Le Togolais Gnassingbé Eyadéma, premier Président en exercice de la Cedeao (1977-1978)
Le traité a été paraphé par onze Chefs d’État et les représentants de quatre autres réunis depuis mardi dans la capitale nigériane pour jeter les bases de cette Communauté d’environ cent trente millions d’Africains qui s’étend sur six millions de kilomètres carrés des côtes mauritaniennes au Golfe de Guinée.

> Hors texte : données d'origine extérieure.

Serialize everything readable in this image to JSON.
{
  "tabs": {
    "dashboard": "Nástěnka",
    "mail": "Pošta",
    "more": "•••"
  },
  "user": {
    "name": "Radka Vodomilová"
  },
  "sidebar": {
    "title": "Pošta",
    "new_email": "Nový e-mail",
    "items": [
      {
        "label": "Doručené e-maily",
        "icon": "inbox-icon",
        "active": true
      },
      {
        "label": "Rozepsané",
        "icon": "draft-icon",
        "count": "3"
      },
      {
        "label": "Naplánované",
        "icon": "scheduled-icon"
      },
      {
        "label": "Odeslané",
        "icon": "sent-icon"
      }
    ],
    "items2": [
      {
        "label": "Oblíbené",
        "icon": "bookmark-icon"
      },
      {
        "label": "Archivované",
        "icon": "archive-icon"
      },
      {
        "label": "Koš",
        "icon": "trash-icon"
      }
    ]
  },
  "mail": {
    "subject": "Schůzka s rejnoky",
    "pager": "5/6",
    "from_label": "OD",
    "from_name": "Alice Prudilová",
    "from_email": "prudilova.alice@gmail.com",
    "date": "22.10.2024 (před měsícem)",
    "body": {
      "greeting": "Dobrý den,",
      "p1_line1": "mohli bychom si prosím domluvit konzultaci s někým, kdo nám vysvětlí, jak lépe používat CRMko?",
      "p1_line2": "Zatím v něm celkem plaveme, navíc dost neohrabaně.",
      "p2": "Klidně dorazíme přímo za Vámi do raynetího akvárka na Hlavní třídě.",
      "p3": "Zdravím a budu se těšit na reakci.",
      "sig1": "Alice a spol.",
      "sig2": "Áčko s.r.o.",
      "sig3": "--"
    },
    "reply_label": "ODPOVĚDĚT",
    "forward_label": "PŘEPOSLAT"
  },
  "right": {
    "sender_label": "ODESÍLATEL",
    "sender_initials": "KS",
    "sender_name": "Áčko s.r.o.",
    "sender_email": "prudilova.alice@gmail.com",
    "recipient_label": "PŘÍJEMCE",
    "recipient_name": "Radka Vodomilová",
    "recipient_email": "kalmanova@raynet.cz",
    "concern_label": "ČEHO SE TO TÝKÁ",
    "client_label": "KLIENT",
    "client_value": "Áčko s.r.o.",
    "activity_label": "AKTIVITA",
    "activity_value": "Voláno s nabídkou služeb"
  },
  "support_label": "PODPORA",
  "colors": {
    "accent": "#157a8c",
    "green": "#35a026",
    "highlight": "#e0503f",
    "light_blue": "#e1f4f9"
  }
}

Notre pays était représenté à ce sommet par une délégation conduite par le commandant Amadou Baba Diarra, vice-président du CMLN (Comité militaire de libération nationale).
Clôturant le sommet, le Président Houphouet-Boigny s’est félicité de cet événement. «Au-delà des mots et des déclarations d’intention», a déclaré le doyen des leaders africains rassemblés à Lagos, «nous montrons que nous sommes capables de voir loin et de faire grand.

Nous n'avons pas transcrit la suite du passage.